3. 	That exception is not pertinent to the present case.

4. 	In 1997, the legislature amended ORS 307.110(1) by
replacing the words "real market" with the word "assessed."  Or
Laws 1997, ch 541, § 101.  However, that amendment does not
affect our decision in this case, because the amendment applies
to tax years beginning on and after July 1, 1997.  Or Laws 1997,
ch 541, § 464.  The legislature also amended ORS 307.110(5), but
that subsection is not relevant to this case.  Or Laws 1997, ch
819, § 12.

5. 	ORS 307.090(1) provides:

		"Except as provided by law, all property of the
state and all public or corporate property used or
intended for corporate purposes of the several
counties, cities, towns, school districts, irrigation
districts, drainage districts, ports, water districts,
housing authorities and all other public or municipal
corporations in this state, is exempt from taxation."
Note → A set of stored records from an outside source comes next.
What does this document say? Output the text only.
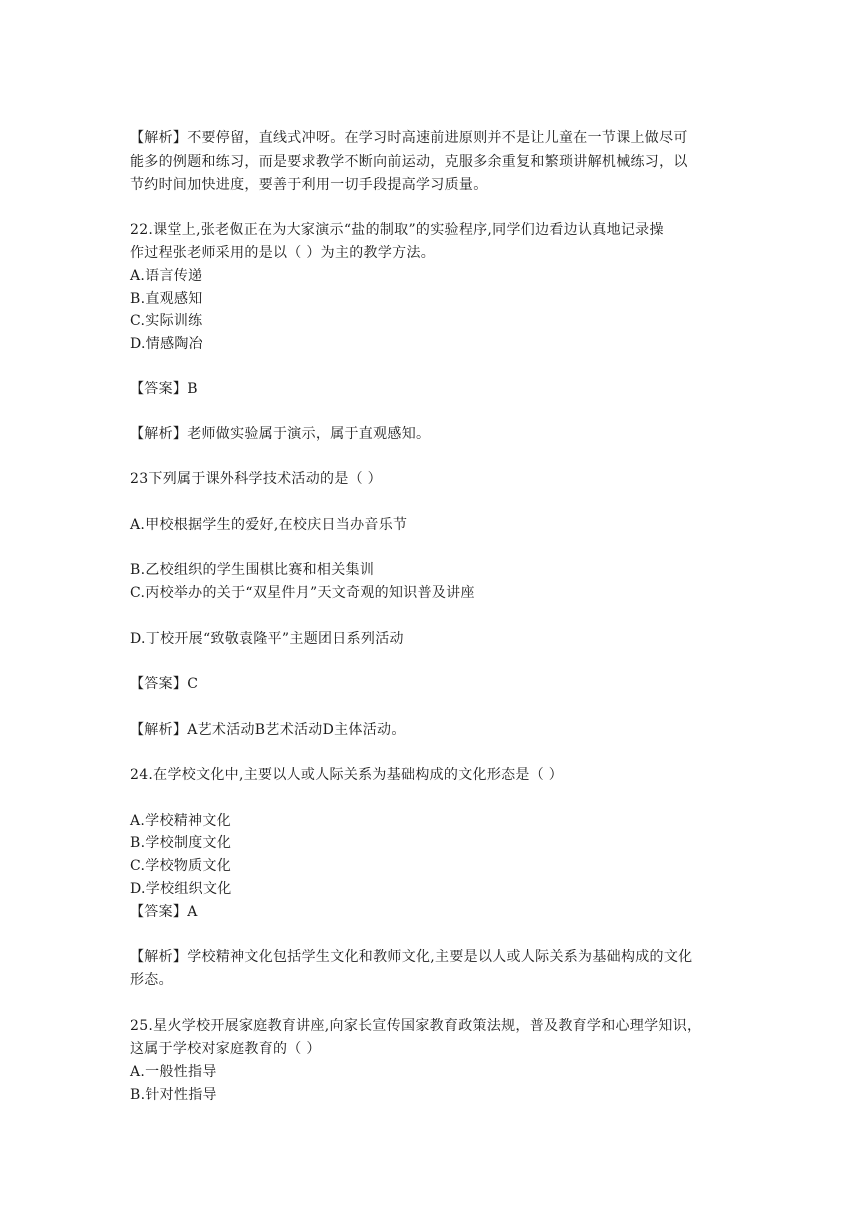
【解析】不要停留，直线式冲呀。在学习时高速前进原则并不是让儿童在一节课上做尽可
能多的例题和练习，而是要求教学不断向前运动，克服多余重复和繁琐讲解机械练习，以
节约时间加快进度，要善于利用一切手段提高学习质量。
22.课堂上,张老伮正在为大家演示“盐的制取”的实验程序,同学们边看边认真地记录操
作过程张老师采用的是以（ ）为主的教学方法。
A.语言传递
B.直观感知
C.实际训练
D.情感陶冶
【答案】B
【解析】老师做实验属于演示，属于直观感知。
23下列属于课外科学技术活动的是（ ）
A.甲校根据学生的爱好,在校庆日当办音乐节
B.乙校组织的学生围棋比赛和相关集训
C.丙校举办的关于“双星件月”天文奇观的知识普及讲座
D.丁校开展“致敬袁隆平”主题团日系列活动
【答案】C
【解析】A艺术活动B艺术活动D主体活动。
24.在学校文化中,主要以人或人际关系为基础构成的文化形态是（ ）
A.学校精神文化
B.学校制度文化
C.学校物质文化
D.学校组织文化
【答案】A
【解析】学校精神文化包括学生文化和教师文化,主要是以人或人际关系为基础构成的文化
形态。
25.星火学校开展家庭教育讲座,向家长宣传国家教育政策法规，普及教育学和心理学知识，
这属于学校对家庭教育的（ ）
A.一般性指导
B.针对性指导
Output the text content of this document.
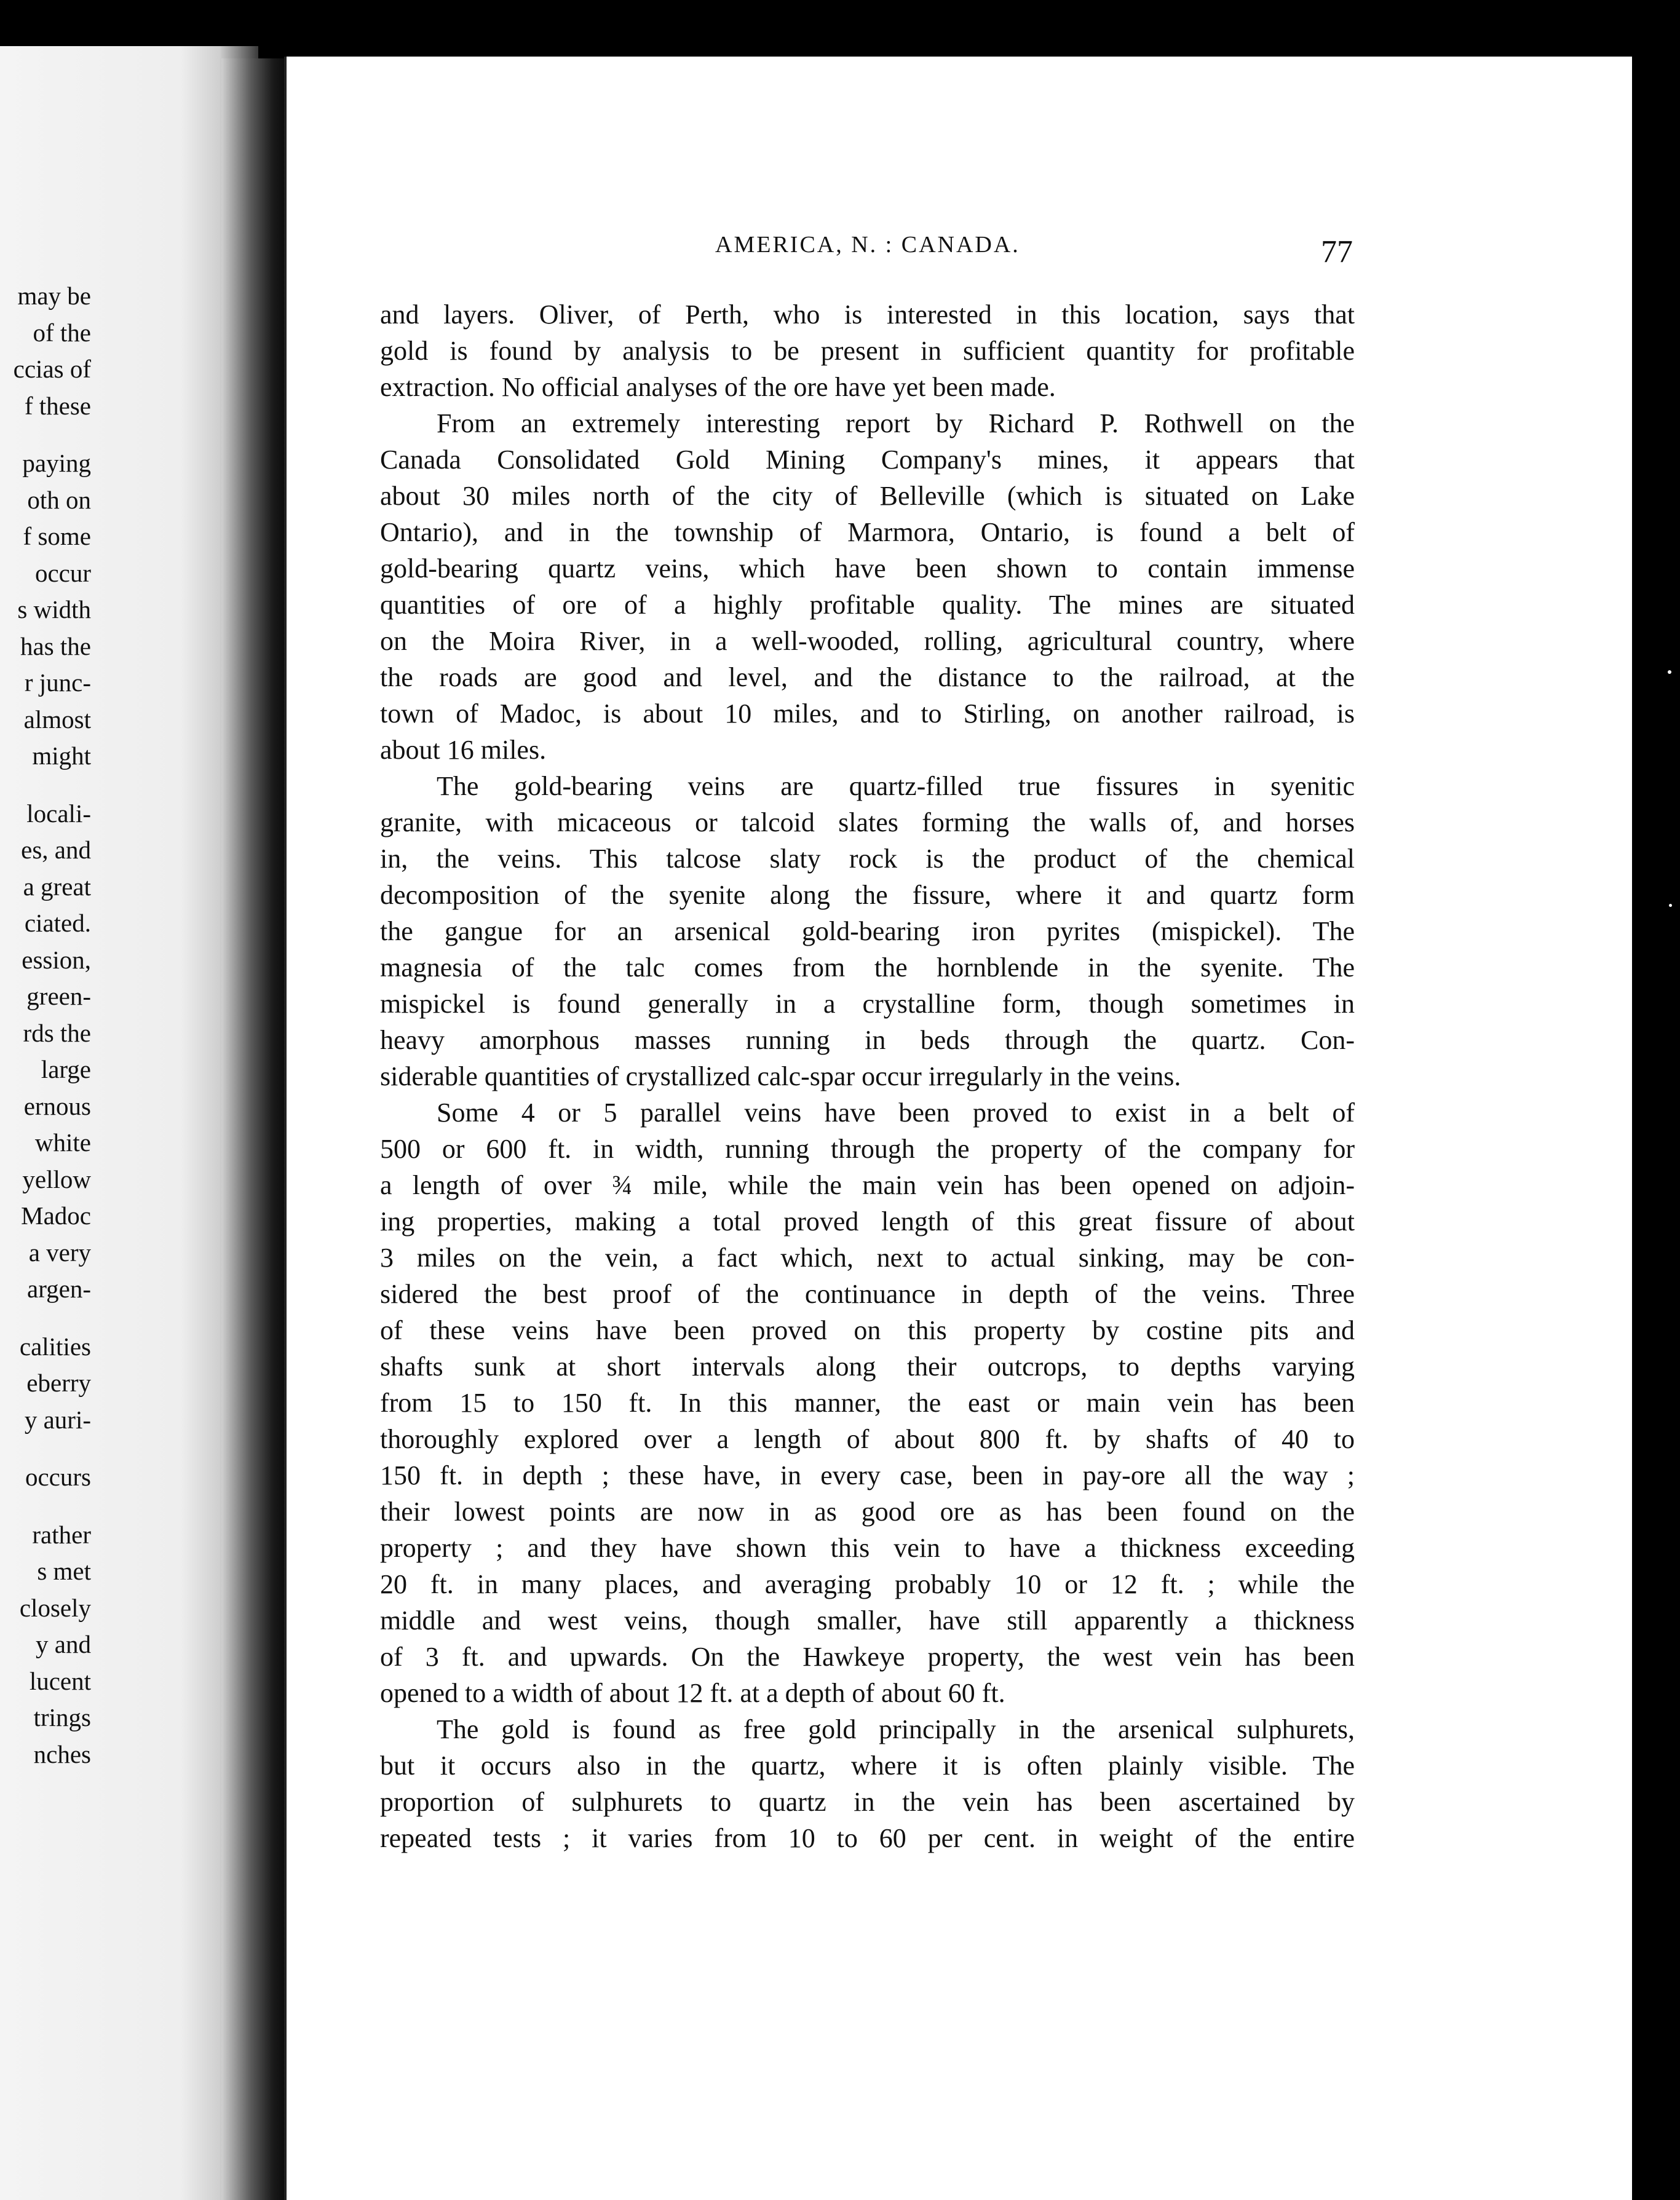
may be
of the
ccias of
f these
paying
oth on
f some
occur
s width
has the
r junc-
almost
might
locali-
es, and
a great
ciated.
ession,
green-
rds the
large
ernous
white
yellow
Madoc
a very
argen-
calities
eberry
y auri-
occurs
rather
s met
closely
y and
lucent
trings
nches
AMERICA, N. : CANADA.	77
and layers. Oliver, of Perth, who is interested in this location, says that
gold is found by analysis to be present in sufficient quantity for profitable
extraction. No official analyses of the ore have yet been made.
From an extremely interesting report by Richard P. Rothwell on the
Canada Consolidated Gold Mining Company's mines, it appears that
about 30 miles north of the city of Belleville (which is situated on Lake
Ontario), and in the township of Marmora, Ontario, is found a belt of
gold-bearing quartz veins, which have been shown to contain immense
quantities of ore of a highly profitable quality. The mines are situated
on the Moira River, in a well-wooded, rolling, agricultural country, where
the roads are good and level, and the distance to the railroad, at the
town of Madoc, is about 10 miles, and to Stirling, on another railroad, is
about 16 miles.
The gold-bearing veins are quartz-filled true fissures in syenitic
granite, with micaceous or talcoid slates forming the walls of, and horses
in, the veins. This talcose slaty rock is the product of the chemical
decomposition of the syenite along the fissure, where it and quartz form
the gangue for an arsenical gold-bearing iron pyrites (mispickel). The
magnesia of the talc comes from the hornblende in the syenite. The
mispickel is found generally in a crystalline form, though sometimes in
heavy amorphous masses running in beds through the quartz. Con-
siderable quantities of crystallized calc-spar occur irregularly in the veins.
Some 4 or 5 parallel veins have been proved to exist in a belt of
500 or 600 ft. in width, running through the property of the company for
a length of over ¾ mile, while the main vein has been opened on adjoin-
ing properties, making a total proved length of this great fissure of about
3 miles on the vein, a fact which, next to actual sinking, may be con-
sidered the best proof of the continuance in depth of the veins. Three
of these veins have been proved on this property by costine pits and
shafts sunk at short intervals along their outcrops, to depths varying
from 15 to 150 ft. In this manner, the east or main vein has been
thoroughly explored over a length of about 800 ft. by shafts of 40 to
150 ft. in depth ; these have, in every case, been in pay-ore all the way ;
their lowest points are now in as good ore as has been found on the
property ; and they have shown this vein to have a thickness exceeding
20 ft. in many places, and averaging probably 10 or 12 ft. ; while the
middle and west veins, though smaller, have still apparently a thickness
of 3 ft. and upwards. On the Hawkeye property, the west vein has been
opened to a width of about 12 ft. at a depth of about 60 ft.
The gold is found as free gold principally in the arsenical sulphurets,
but it occurs also in the quartz, where it is often plainly visible. The
proportion of sulphurets to quartz in the vein has been ascertained by
repeated tests ; it varies from 10 to 60 per cent. in weight of the entire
6. 	The method of assessing and taxing leased public
property, which this court described in Johnson, is the same as
the method of assessing and taxing leased private property, which
this court described in Swan Lake Mldg. Co. v. Dept. of Rev., 257
Or 622, 625, 478 P2d 393, 480 P2d 713 (1971):

	"In fixing the true cash value of land for property tax
purposes the effect of existing leases on the value to
the owner is disregarded.  The basis for such a
principle is that the tax is levied upon the land and
is a tax upon all the interests into which the land
might be divided.  Admittedly, a lease might decrease
the price which the owner might receive; however, the
tax is not merely upon the owner's interest; the tax is
upon all the interests in the land, including the
leasehold interest.  That is so because of the
corollary principle that taxes are assessed only
against the one having title[.]"

7. 	Other portions of ORS 308.205 were amended during the
1997 legislative session.  Or Laws 1997, ch 541, § 152.  Those
amendments are not relevant to this case.